Кроме изредка случавшихся потерь, попадались, конечно, и лошади, которые не подходили под нужные нам стандарты, а также кобылы, которые не подпускали к себе жеребцов или постоянно приносили плохое потомство; и Ханно, как я и приказал ему, продавал таких бракованых животных, чтобы платить за фураж и, время от времени, за других лошадей; но не считая этого, мы свято соблюдали свой изначальный план — какой бы ни была наша нужда, не трогать табун, пока он не успел разрастись как следует. Но теперь пришло время, когда можно было спокойно брать из него лошадей, и мы с Ханно переглянулись поверх горящего утесника, и наши глаза заблестели сильнее.
— Мы хорошо сделали, что подождали так долго, — заметил я, — а теперь, благодаря твоему умелому хозяйствованию, Ханно, старый волчище, мы можем начать использовать наш табун.
Он кивнул.
— Что у тебя на уме?
— Все жеребцы-полукровки четырех и пяти лет: септиманцев хватит, чтобы покрыть всех кобыл, какие у нас есть; возможно, также некоторые из трехлеток — следующей весной, когда они будут полностью объезжены. Это даст нам где-то за двести пятьдесят лошадей.
— Как насчет лишних кобыл?
— Не для нас, — возразил я. — Они представляют слишком большую ценность, чтобы рисковать ими на войне, кроме как в самом крайнем случае. Пускай пока пасутся на свободе в горах; может быть, им удастся сделать что-нибудь, чтобы улучшить породу, а мы вернем их через год, если они нам понадобятся.
Я чувствовал огромное удовлетворение. Мы были в состоянии заменить половину наших теперешних лошадей, которые к этому времени в большинстве своем происходили с болот, — хорошие, послушные животные, но без особого огня; а они могли вместе с остальными новичками образовать резерв (никогда не стоит в один год выпускать в бой слишком много неопытных скакунов, как бы хорошо они ни были выезжены). До сих пор мы никогда не могли рассчитывать на резерв лошадей; и Бог знает, как отчаянно мы иногда в них нуждались. Бог, как сказал Кей, был добр.
Когда кувшин был пуст и многие вещи обсуждены, мы попрощались и направились обратно в Дэву. Кобылье молоко было самым забористым напитком из всех, что мне когда-либо доводилось пробовать. У меня всегда была крепкая голова, но в ту ночь звезды приобрели цвет жимолости и были мягкими, как в середине лета. По-моему, мы даже что-то спели на обратном пути в город Легионов. Но виной этому было не только кобылье молоко.

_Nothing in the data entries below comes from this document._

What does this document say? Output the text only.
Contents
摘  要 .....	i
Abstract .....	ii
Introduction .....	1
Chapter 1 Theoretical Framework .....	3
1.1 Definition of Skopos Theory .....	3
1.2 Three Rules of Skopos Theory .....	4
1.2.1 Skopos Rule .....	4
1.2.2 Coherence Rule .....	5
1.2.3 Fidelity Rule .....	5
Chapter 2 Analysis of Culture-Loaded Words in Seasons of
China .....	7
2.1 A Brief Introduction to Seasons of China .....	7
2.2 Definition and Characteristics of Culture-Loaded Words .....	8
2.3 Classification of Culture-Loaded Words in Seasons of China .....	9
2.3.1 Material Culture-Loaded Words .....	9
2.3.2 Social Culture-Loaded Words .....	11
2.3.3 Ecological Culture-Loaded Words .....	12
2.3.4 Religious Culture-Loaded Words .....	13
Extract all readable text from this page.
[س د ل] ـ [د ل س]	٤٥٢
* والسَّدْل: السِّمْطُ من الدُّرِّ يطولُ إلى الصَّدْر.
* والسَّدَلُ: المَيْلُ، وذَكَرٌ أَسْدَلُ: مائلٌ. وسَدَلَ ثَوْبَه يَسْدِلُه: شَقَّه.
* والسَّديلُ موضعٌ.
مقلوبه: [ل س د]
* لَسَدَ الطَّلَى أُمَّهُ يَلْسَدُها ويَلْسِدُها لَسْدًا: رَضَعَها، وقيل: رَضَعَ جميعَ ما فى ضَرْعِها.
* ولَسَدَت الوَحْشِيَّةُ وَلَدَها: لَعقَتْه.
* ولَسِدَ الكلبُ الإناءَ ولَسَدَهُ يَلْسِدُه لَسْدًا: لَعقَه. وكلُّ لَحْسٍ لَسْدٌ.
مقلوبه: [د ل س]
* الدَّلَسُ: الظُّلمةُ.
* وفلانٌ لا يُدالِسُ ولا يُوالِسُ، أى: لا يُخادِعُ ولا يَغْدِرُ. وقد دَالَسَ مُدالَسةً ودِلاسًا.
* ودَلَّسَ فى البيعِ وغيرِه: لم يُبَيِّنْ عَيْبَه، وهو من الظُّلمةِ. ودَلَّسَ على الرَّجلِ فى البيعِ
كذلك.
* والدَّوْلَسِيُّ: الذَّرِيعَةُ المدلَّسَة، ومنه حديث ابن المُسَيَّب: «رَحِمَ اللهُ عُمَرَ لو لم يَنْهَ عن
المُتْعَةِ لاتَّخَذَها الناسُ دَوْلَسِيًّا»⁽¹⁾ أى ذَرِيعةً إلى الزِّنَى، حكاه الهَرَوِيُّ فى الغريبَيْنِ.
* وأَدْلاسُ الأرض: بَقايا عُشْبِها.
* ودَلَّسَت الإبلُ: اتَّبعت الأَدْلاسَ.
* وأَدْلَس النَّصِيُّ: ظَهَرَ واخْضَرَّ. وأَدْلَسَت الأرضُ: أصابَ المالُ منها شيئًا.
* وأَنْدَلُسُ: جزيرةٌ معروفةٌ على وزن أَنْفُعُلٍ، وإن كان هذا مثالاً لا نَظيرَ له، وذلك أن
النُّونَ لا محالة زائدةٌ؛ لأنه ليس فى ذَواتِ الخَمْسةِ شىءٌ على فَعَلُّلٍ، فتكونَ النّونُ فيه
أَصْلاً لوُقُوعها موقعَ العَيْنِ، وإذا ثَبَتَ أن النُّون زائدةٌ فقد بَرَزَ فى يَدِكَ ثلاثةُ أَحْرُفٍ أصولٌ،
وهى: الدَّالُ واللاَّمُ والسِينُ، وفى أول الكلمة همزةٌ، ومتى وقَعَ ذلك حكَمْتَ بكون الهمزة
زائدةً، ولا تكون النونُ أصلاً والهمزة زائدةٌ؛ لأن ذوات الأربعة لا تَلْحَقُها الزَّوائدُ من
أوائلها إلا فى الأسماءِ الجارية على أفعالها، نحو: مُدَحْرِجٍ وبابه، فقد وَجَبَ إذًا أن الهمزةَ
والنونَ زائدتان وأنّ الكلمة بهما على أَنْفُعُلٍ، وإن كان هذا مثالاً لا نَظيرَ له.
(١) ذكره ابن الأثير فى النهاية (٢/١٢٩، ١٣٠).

Когда мы въехали в Дэву, ночь уже давно перевалила за вторую стражу, но под фонарем у входа в старый офицерский двор стояла кучка каких-то людей, явно не из моих собственных отрядов. Это были хорошо сложенные парни, все молодые и крепкие, и у всех было с собой оружие. Мне показалось, что я догадался, что им нужно, еще до того, как один из них — это был тот паренек, который отвозил мое послание Кинмарку, — шагнул к моему стремени.
— Сир, милорд Артос, мы можем поговорить с тобой?
— Думаю, да.
Я спешился и передал Ариана своему оруженосцу, лишний раз похлопав старого жеребца по шее, потому что внезапно почувствовал себя виновным в неверности.
— Побудь вместо меня, — бросил я Кею и, сделав незнакомцам знак следовать за мной, направился к своим покоям.
Фонарь был уже зажжен, и в глиняной жаровне пылало небольшое пламя; я подсел к ней, протягивая над огнем закоченевшие от поводьев руки, — потому что мягкая погода прошедшего дня начинала сменяться промозглой сыростью — и посмотрел на столпившихся передо мной молодых людей.